We arrived at the observatory just after 9:30 am after a 2 hour bus ride. The weather was perfect! Sunny, light south wind, temperature +18C. It was the first clear night in 4 days.

This suggested that a new wave of migrants would have made the trip across Lake Erie from the United States the previous night. "I like the view of Lake Erie, all the way out to the lighthouse", observed Christine T. As we drove out onto the base of the point, into the Long Point World Biosphere reserve, we could see the lighthouse in the distance, almost 40 km away. This area is also a Canadian
Monarch Butterfly Migration Protected Area, as it funnels the butterflies heading to Mexico in the fall.

The variety of sounds of birds that greeted us as we exited the bus suggested our predictions about birds were right! Mr. Murray, our teacher, went into the Banding Station where he met Jul Wojnowski, the Landbird Programs Coordinator at Bird Studies Canada/Long Point Bird Observatory.

Jul confirmed that it was already very busy in the station and out on the capture nets and that students would have to be very sensitive to the work that was being done by the scientists and to keep voices low. We split into 2 groups. Ten of us went out with Paul, another ornithologist and our parent supervisors to collect birds trapped in the nets in the previous 15 minutes. "We got to see all these birds hanging upside down!", recalled Tara M. "The nets are so thin they catch the birds so easily,"
said Jamie M.

The others went inside to watch the banding of birds collected earlier in the day. After an hour or so, we switched. Jul talked to us as he banded the many birds already gathered from the nets. He measured and another
researcher recorded the data. Data collected included: Species, Sex, Wing length, fat level, band number. "It was cool when he blew on the bird and we could see the bird's fat stores", said Garrett N. The birds that stop at Long Point while migrating are trying to refuel by eating for a few days then continuing their journey. The fat count, a 0,1,2 or 3 is a measure of how long the bird has stopped over. (The number fat increases at the stopover point, as the birds gain weight.)

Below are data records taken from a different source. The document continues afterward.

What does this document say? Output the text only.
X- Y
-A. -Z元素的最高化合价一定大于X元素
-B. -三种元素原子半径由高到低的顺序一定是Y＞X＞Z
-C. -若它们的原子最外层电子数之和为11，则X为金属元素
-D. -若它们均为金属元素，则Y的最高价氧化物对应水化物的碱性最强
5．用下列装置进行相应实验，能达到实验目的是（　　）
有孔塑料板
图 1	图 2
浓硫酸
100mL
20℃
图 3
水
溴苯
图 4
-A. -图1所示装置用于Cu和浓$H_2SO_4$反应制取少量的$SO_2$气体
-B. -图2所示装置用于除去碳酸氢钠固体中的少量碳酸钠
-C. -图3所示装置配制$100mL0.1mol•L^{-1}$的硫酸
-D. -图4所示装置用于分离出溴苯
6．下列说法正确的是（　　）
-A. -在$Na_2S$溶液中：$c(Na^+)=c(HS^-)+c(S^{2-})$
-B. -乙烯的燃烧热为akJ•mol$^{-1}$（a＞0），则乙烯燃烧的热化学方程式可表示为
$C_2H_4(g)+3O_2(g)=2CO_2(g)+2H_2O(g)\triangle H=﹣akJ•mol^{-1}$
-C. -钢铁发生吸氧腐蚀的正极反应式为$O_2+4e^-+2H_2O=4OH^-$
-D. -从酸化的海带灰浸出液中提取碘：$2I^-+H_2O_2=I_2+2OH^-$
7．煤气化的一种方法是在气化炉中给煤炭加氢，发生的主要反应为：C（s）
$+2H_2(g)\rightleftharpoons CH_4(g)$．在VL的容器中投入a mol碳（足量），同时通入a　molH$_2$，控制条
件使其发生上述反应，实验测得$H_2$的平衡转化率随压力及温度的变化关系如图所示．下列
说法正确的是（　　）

There were a lot of birders around that day and there were many more species of birds. We saw over 45 species of birds either in the banding station or outside in the 1 hectare sight of the Old Cut Station. "It was interesting seeing the birds up close", said Beth E. We saw them close up
both inside and outside!

Chestnut-side Warbler*

Scarlet Tanager*

Our Bird Lists

Looking back over the list of birds we saw made Laura Q. say, "We got to see birds we've never seen before." It was true. None of us had ever seen all of these birds before. Even the scientists had not seen some of them for a while!

To find out more about:

Backus Woods Heritage Conservation Area

In the afternoon we visited Backus Woods Heritage Conservation Area which includes the largest tract of undisturbed Carolinian Forest in Canada.
"It was a VERY long walk!" Christine T. reminded us. We got lost in the woods and ended up walking for over 10 kilometres! But we saw birds, heard lots more and caught and released many species of frogs and salamanders in the wet areas.

This is what remains of the "southern" forests that were once part of the landscape of Southern Ontario. Most of these forests have now been largely cut down or disturbed. Unfortunately, these areas are also the homes of the largest concentration of Endangered Species of plants and animals in Canada, including birds. A few of the migrants we saw in the morning will nest here. An example is the Hooded Warbler which only nests along the north shore of Lake Erie in Canada.

We wish all Journey North classes could have joined us, but we hope that since you couldn't, you'll learn from our report and pictures!